BIOL 112 Lecture Notes - Lecture 13: Reciprocal Altruism, Eusociality, Inclusive Fitness
Document Summary
Ecology: the study of interactions between organisms and their environment: behavioral ecology examines how and why animals act as they do in response to stimuli. Organismal: adaptations that enable organisms to live in their biotic and abiotic environment. Behavioral: behaviors that have evolved in response to selection pressure. Biological causation: proximate: mechanistic: how actions occur, genetic, neurological, hormonal, skeletal, muscular mechanisms, ultimate (evolutionary) why actions occur, evolutionary consequences and history, behaviors and phenotypes under selection, adaptive behaviors increase fitness.

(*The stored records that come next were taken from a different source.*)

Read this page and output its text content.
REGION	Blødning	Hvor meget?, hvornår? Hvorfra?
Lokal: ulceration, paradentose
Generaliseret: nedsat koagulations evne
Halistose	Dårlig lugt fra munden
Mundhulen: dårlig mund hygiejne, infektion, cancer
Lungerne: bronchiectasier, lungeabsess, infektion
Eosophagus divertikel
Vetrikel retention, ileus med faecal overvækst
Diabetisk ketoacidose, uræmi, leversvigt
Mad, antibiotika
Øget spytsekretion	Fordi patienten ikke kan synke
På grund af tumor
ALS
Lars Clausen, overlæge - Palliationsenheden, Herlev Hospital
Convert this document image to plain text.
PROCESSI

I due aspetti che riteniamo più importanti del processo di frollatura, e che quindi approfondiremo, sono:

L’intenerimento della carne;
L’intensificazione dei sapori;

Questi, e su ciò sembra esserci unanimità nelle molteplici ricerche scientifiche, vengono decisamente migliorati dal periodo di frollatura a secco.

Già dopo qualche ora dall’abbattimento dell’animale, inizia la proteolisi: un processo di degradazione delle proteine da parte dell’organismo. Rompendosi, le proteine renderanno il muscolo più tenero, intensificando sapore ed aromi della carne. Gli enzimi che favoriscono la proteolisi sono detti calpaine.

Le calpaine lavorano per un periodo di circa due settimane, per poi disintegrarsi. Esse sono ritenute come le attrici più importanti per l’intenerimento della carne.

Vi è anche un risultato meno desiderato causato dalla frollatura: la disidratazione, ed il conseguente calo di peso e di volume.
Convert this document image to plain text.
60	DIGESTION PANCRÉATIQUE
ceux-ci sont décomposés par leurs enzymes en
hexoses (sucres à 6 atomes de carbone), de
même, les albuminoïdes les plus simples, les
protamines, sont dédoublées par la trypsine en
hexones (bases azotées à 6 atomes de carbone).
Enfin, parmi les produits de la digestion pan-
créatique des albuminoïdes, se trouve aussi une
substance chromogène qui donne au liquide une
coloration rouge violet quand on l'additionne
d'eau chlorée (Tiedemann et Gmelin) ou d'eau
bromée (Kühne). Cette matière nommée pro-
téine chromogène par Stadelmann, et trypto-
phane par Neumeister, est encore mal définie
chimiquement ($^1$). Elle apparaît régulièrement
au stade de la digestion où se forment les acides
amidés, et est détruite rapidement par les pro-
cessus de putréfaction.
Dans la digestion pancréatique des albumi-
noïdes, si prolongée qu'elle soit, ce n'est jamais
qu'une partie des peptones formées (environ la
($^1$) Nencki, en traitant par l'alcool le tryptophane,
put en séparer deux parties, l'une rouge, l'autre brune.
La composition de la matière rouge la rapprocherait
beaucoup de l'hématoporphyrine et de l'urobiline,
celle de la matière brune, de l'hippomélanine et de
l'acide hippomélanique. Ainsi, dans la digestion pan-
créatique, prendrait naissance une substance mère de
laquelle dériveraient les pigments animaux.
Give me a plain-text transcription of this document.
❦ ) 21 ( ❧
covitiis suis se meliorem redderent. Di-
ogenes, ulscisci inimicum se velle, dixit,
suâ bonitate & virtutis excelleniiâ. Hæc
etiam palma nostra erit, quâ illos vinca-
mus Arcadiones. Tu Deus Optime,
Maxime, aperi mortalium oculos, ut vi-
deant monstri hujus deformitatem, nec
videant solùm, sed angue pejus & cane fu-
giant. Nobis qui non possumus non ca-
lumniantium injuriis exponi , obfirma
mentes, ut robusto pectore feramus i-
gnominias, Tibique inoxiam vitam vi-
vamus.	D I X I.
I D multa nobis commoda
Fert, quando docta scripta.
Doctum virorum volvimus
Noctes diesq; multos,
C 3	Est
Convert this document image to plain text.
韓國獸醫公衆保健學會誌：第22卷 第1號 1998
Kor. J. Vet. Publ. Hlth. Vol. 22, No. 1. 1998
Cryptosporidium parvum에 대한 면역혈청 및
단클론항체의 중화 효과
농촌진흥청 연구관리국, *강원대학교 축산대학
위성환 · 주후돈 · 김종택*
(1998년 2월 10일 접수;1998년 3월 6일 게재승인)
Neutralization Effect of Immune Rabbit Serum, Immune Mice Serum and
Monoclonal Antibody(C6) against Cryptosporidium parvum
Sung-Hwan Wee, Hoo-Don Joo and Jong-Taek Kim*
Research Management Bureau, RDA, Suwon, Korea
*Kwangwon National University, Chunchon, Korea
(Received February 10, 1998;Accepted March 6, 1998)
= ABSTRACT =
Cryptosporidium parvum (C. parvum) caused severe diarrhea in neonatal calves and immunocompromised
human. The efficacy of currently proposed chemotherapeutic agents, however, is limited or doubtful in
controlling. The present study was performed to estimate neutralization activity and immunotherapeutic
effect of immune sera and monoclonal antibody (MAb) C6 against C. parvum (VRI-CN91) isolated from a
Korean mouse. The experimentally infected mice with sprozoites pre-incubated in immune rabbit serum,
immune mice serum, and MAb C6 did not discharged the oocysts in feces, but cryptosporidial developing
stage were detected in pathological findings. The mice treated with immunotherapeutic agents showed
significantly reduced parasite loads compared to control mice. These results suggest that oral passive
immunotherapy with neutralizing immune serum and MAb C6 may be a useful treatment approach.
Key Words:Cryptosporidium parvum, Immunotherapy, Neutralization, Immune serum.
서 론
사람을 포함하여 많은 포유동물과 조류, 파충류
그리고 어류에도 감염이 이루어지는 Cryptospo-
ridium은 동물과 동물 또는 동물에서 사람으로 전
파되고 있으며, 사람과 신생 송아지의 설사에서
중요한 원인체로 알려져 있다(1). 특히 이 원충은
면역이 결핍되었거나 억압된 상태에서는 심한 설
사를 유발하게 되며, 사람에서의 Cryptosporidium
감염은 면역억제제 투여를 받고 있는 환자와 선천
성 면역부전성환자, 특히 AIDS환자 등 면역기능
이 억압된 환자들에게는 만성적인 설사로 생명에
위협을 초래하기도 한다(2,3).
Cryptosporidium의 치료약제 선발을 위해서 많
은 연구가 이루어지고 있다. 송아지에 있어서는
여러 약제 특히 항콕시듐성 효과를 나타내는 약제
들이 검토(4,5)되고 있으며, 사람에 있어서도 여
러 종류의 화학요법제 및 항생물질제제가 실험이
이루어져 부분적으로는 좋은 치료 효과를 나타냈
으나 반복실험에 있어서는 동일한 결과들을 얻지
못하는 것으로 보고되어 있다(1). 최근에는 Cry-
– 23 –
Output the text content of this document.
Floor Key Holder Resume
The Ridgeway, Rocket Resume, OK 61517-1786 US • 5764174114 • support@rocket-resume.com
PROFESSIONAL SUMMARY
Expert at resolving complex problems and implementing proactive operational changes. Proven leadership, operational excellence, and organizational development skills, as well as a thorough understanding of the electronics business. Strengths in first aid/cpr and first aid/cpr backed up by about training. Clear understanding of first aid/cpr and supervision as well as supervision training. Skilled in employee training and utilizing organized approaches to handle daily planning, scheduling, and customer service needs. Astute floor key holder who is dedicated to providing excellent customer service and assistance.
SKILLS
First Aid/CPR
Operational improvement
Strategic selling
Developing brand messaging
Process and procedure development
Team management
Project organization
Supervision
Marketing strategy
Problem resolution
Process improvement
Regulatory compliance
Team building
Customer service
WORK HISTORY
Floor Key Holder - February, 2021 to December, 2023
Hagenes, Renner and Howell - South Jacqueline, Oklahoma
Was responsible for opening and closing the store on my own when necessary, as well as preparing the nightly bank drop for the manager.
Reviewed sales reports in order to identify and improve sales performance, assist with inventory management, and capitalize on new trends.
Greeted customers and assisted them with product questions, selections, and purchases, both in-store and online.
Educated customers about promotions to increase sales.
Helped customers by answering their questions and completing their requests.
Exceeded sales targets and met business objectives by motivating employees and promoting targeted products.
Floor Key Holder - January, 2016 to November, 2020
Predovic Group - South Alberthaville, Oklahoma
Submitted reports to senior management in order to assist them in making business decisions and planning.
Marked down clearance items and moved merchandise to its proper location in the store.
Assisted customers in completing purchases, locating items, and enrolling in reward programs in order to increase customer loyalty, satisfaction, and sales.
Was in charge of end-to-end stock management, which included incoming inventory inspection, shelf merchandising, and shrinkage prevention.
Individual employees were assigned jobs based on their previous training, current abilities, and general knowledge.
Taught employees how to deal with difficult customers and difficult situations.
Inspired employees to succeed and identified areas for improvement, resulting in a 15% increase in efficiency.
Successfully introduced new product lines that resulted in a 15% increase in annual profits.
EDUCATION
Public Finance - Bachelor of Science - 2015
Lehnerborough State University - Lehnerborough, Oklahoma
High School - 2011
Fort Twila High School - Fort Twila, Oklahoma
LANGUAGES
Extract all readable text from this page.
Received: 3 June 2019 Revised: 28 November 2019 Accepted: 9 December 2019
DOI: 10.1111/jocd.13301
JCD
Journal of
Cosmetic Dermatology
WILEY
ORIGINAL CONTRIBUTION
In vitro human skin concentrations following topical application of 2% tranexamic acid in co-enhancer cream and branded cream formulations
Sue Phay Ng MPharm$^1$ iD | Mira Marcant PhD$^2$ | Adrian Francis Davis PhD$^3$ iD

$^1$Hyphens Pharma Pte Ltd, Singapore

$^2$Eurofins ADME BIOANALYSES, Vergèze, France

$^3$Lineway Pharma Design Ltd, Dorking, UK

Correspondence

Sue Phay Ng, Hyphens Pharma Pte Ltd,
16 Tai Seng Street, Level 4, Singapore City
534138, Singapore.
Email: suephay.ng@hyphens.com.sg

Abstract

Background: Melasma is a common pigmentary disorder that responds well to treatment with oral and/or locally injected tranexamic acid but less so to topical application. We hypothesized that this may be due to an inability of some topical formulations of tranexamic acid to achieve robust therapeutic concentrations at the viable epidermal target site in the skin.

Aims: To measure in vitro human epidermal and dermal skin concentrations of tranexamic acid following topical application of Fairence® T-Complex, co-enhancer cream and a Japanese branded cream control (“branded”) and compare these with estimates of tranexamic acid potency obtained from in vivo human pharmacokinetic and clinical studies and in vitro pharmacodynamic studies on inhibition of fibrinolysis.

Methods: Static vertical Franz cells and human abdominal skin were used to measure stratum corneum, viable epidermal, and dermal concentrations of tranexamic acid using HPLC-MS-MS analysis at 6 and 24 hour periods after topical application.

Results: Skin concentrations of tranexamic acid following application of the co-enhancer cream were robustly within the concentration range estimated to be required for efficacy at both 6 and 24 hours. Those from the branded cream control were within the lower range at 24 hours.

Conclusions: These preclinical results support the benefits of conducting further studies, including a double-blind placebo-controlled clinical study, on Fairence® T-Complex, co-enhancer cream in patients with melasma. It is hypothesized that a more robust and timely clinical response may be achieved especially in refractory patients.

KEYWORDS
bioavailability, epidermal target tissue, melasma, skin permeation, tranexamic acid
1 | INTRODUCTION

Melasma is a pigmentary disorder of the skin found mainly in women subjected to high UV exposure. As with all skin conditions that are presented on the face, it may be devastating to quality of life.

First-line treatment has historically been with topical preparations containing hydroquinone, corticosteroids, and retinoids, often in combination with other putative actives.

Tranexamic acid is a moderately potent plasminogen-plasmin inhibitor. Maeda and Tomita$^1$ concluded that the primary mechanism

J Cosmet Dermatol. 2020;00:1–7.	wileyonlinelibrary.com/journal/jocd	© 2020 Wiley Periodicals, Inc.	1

Learned: change in behavior resulting from a specific experience; flexible behaviors. Innate: inherited, genetically hardwired; fixed behaviors (arent likely to change) Flexible, learned behaviors involve choice: each behavior has costs and benefits, cost benefit analysis to understand animal behavior. Individuals make decision that maximize nutrition and minimize energetic cost and risk. Seasonal mating behavior increases fitness: male traits. Synchronizing readiness means individuals are more likely to bear offspring. The costs: maximizes feeding opportunities, energy for reproduction, minimizes predation risk for offspring.